沈玉安雖然還沒搞清楚怎麼回事,但兩人的默契,讓他立刻掏出自來水筆和便籤本,寫下家中電話號碼,雙手交給面前這位摩登小姐。
李知竹接過紙條,漫不經心道:“行,我會轉告他的。”
*
“咦?孩子呢?”薛槐拿着兩串糖葫蘆回來時,看到李知竹空空蕩蕩,哪裏還有方纔那孩子的身影。
李知竹笑道:“哦,被父母找到帶走了。”
薛槐面色微沉,蹙眉問道:“你怎麼確定是父母?”
李知竹道:“那孩子自己叫的啊,而且那對父母,穿着打扮都挺貴氣,一看就家境優越,錯不了的。”
薛槐想着這種事確實錯不了,便也沒在繼續追問,只點點頭,微微舒了口氣道:“那就好。”說着將手中一串糖葫蘆遞給她,“不知道你喜歡喫什麼口味,就買了最尋常的山楂。”
李知竹笑着接過來:“我就喜歡喫山楂。”
薛槐笑了笑,沒說什麼。
*
安琪年紀小,回程的路上,喫了兩顆奶糖,什麼害怕都拋到腦後,還拉着攸寧問,爲什麼不去劃船了。
攸寧卻是長這麼大第一次被嚇破了膽,光是想一想安琪當真被人販子拐走,呼吸都變得困難,回到家中依舊驚魂未定。
“攸寧,好在只是虛驚一場,你別自責了。”沈玉安端了一碗薑湯遞給她柔聲安撫道。
攸寧接過薑湯,看了眼已經在沙發睡着的女兒,因爲哭過,小傢伙兩隻眼睛還紅腫着,連帶着小臉蛋都紅彤彤的。
她舒了口氣:“多虧了那個好心人,等他聯繫我們,我定然要好好感謝人家。”
回來後,她仔細問了安琪,也搞清楚了是怎麼回事。據安琪說,是有壞人人趁着人多,一把將她抱走,還捂住了她的嘴巴,她想叫媽咪又叫不出來,後來一個叔叔,攔下那壞人,那壞人就把她丟下跑了。

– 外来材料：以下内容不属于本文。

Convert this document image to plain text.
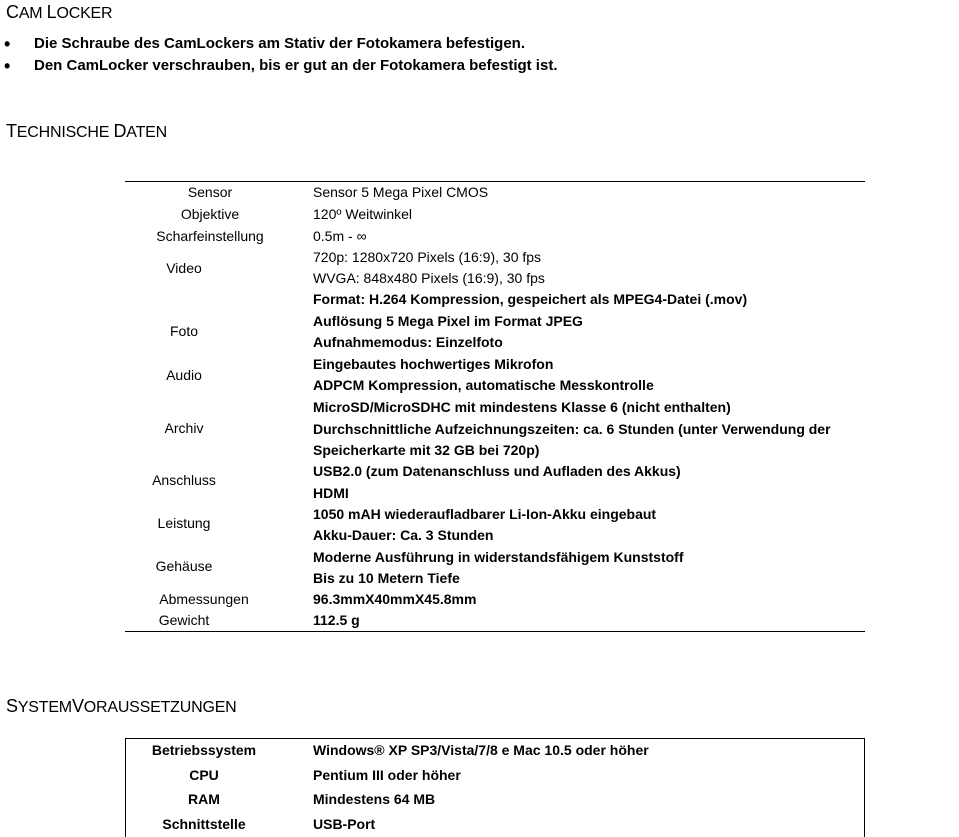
CAM LOCKER
• Die Schraube des CamLockers am Stativ der Fotokamera befestigen.
• Den CamLocker verschrauben, bis er gut an der Fotokamera befestigt ist.
TECHNISCHE DATEN
Sensor
Objektive
Scharfeinstellung
Video
Foto
Audio
Archiv
Anschluss
Leistung
Gehäuse
Abmessungen
Gewicht
Sensor 5 Mega Pixel CMOS
120º Weitwinkel
0.5m - ∞
720p: 1280x720 Pixels (16:9), 30 fps
WVGA: 848x480 Pixels (16:9), 30 fps
Format: H.264 Kompression, gespeichert als MPEG4-Datei (.mov)
Auflösung 5 Mega Pixel im Format JPEG
Aufnahmemodus: Einzelfoto
Eingebautes hochwertiges Mikrofon
ADPCM Kompression, automatische Messkontrolle
MicroSD/MicroSDHC mit mindestens Klasse 6 (nicht enthalten)
Durchschnittliche Aufzeichnungszeiten: ca. 6 Stunden (unter Verwendung der
Speicherkarte mit 32 GB bei 720p)
USB2.0 (zum Datenanschluss und Aufladen des Akkus)
HDMI
1050 mAH wiederaufladbarer Li-Ion-Akku eingebaut
Akku-Dauer: Ca. 3 Stunden
Moderne Ausführung in widerstandsfähigem Kunststoff
Bis zu 10 Metern Tiefe
96.3mmX40mmX45.8mm
112.5 g
SYSTEMVORAUSSETZUNGEN
Betriebssystem
CPU
RAM
Schnittstelle
Windows® XP SP3/Vista/7/8 e Mac 10.5 oder höher
Pentium III oder höher
Mindestens 64 MB
USB-Port
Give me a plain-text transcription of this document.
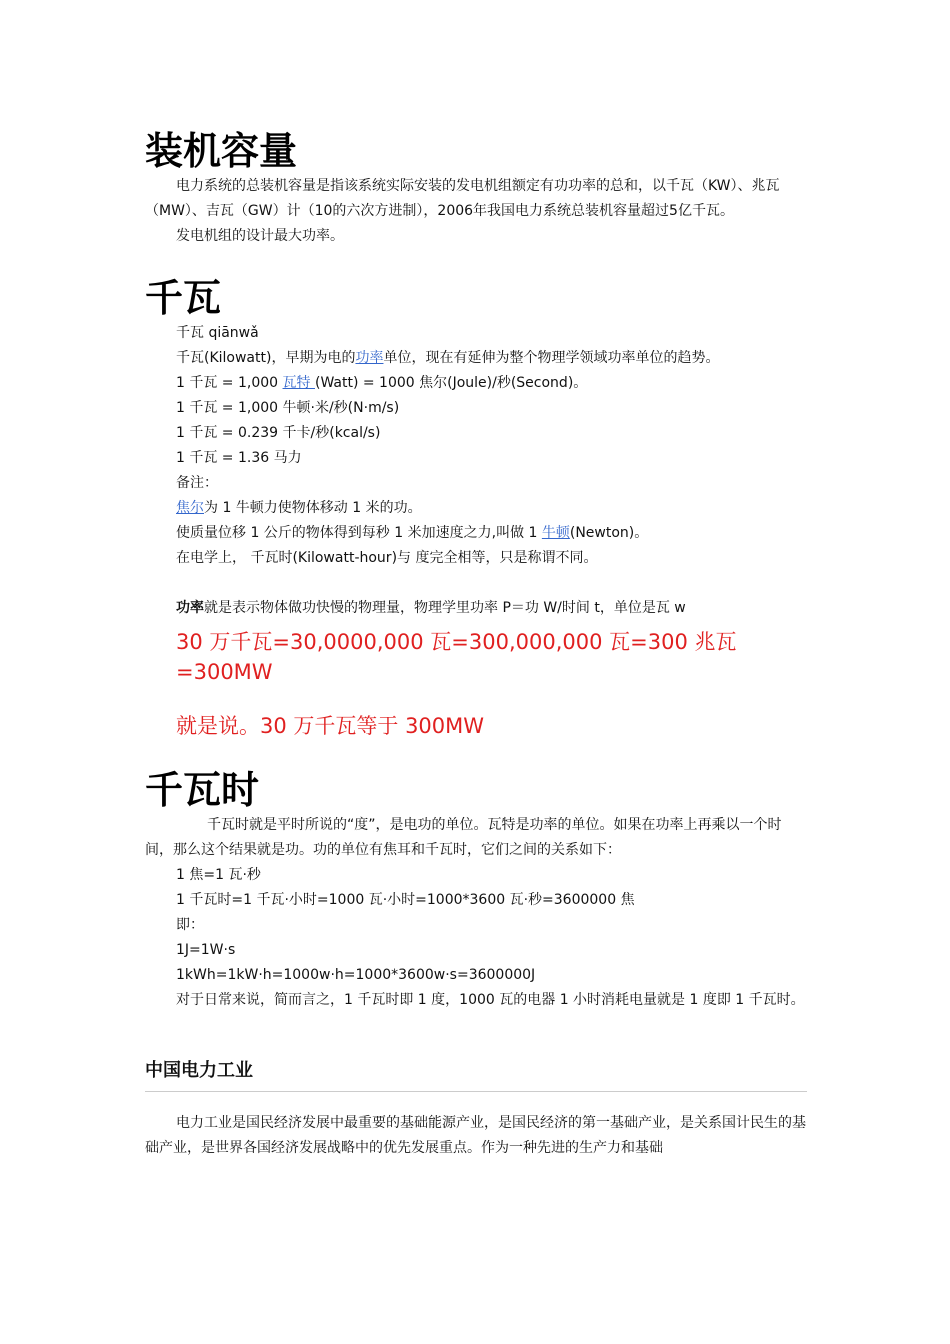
装机容量

电力系统的总装机容量是指该系统实际安装的发电机组额定有功功率的总和，以千瓦（KW）、兆瓦（MW）、吉瓦（GW）计（10的六次方进制），2006年我国电力系统总装机容量超过5亿千瓦。

发电机组的设计最大功率。

千瓦

千瓦 qiānwǎ

千瓦(Kilowatt)，早期为电的功率单位，现在有延伸为整个物理学领域功率单位的趋势。

1 千瓦 = 1,000 瓦特 (Watt) = 1000 焦尔(Joule)/秒(Second)。

1 千瓦 = 1,000 牛顿·米/秒(N·m/s)

1 千瓦 = 0.239 千卡/秒(kcal/s)

1 千瓦 = 1.36 马力

备注：

焦尔为 1 牛顿力使物体移动 1 米的功。

使质量位移 1 公斤的物体得到每秒 1 米加速度之力,叫做 1 牛顿(Newton)。

在电学上， 千瓦时(Kilowatt-hour)与 度完全相等，只是称谓不同。

功率就是表示物体做功快慢的物理量，物理学里功率 P＝功 W/时间 t，单位是瓦 w

30 万千瓦=30,0000,000 瓦=300,000,000 瓦=300 兆瓦=300MW

就是说。30 万千瓦等于 300MW

千瓦时

千瓦时就是平时所说的“度”，是电功的单位。瓦特是功率的单位。如果在功率上再乘以一个时间，那么这个结果就是功。功的单位有焦耳和千瓦时，它们之间的关系如下：

1 焦=1 瓦·秒

1 千瓦时=1 千瓦·小时=1000 瓦·小时=1000*3600 瓦·秒=3600000 焦

即：

1J=1W·s

1kWh=1kW·h=1000w·h=1000*3600w·s=3600000J

对于日常来说，简而言之，1 千瓦时即 1 度，1000 瓦的电器 1 小时消耗电量就是 1 度即 1 千瓦时。

中国电力工业

电力工业是国民经济发展中最重要的基础能源产业，是国民经济的第一基础产业，是关系国计民生的基础产业，是世界各国经济发展战略中的优先发展重点。作为一种先进的生产力和基础
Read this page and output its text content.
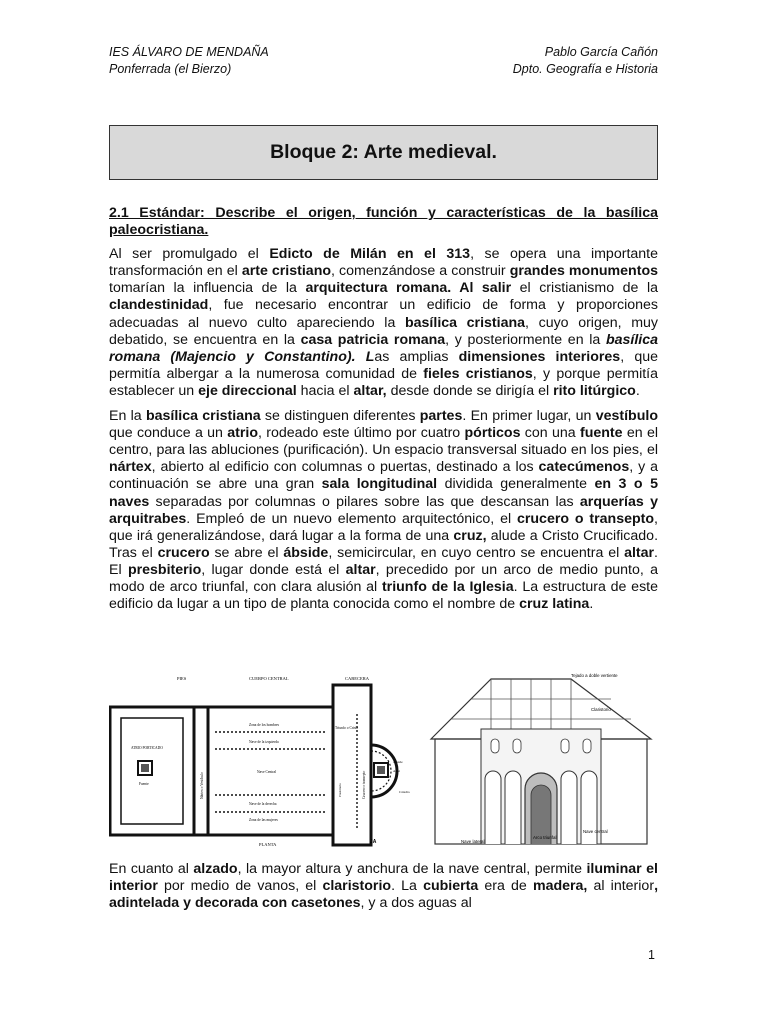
IES ÁLVARO DE MENDAÑA
Ponferrada (el Bierzo)
Pablo García Cañón
Dpto. Geografía e Historia
Bloque 2: Arte medieval.
2.1 Estándar: Describe el origen, función y características de la basílica paleocristiana.

Al ser promulgado el Edicto de Milán en el 313, se opera una importante transformación en el arte cristiano, comenzándose a construir grandes monumentos tomarían la influencia de la arquitectura romana. Al salir el cristianismo de la clandestinidad, fue necesario encontrar un edificio de forma y proporciones adecuadas al nuevo culto apareciendo la basílica cristiana, cuyo origen, muy debatido, se encuentra en la casa patricia romana, y posteriormente en la basílica romana (Majencio y Constantino). Las amplias dimensiones interiores, que permitía albergar a la numerosa comunidad de fieles cristianos, y porque permitía establecer un eje direccional hacia el altar, desde donde se dirigía el rito litúrgico.

En la basílica cristiana se distinguen diferentes partes. En primer lugar, un vestíbulo que conduce a un atrio, rodeado este último por cuatro pórticos con una fuente en el centro, para las abluciones (purificación). Un espacio transversal situado en los pies, el nártex, abierto al edificio con columnas o puertas, destinado a los catecúmenos, y a continuación se abre una gran sala longitudinal dividida generalmente en 3 o 5 naves separadas por columnas o pilares sobre las que descansan las arquerías y arquitrabes. Empleó de un nuevo elemento arquitectónico, el crucero o transepto, que irá generalizándose, dará lugar a la forma de una cruz, alude a Cristo Crucificado. Tras el crucero se abre el ábside, semicircular, en cuyo centro se encuentra el altar. El presbiterio, lugar donde está el altar, precedido por un arco de medio punto, a modo de arco triunfal, con clara alusión al triunfo de la Iglesia. La estructura de este edificio da lugar a un tipo de planta conocida como el nombre de cruz latina.

PIES	CUERPO CENTRAL	CABECERA
ATRIO PORTICADO
Fuente	Nártex o Vestíbulo
Zona de los hombres
Nave de la izquierda
Nave Central
Nave de la derecha
Zona de las mujeres
PLANTA
Triunfo o Cristo
Crucero o transepto
Presbiterio
Ábside
Altar
Cátedra
JA
Tejado a doble vertiente
Claristorio
Nave central
Arco triunfal
Nave lateral
En cuanto al alzado, la mayor altura y anchura de la nave central, permite iluminar el interior por medio de vanos, el claristorio. La cubierta era de madera, al interior, adintelada y decorada con casetones, y a dos aguas al
1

攸寧想了想先前那女子的穿着,應該是富貴人家,安琪口中的叔叔只怕也是,但無論人家需不需要酬謝,這天大的恩情,她也必須去還。
不料,一連幾天,去沒接到任何恩人打來的電話。
攸寧自然也有所預料,對自己來說,這是大恩,但對方看來或許只是舉手之勞,何況當時自己太慌張,又走得匆忙,都沒等人回來當面道個謝,只怕人家也覺得她並不誠心。
幾天下來,她慢慢緩過來,倒也沒太糾結這事兒。
沈玉安回學校復課,一家人生活再次恢復平靜。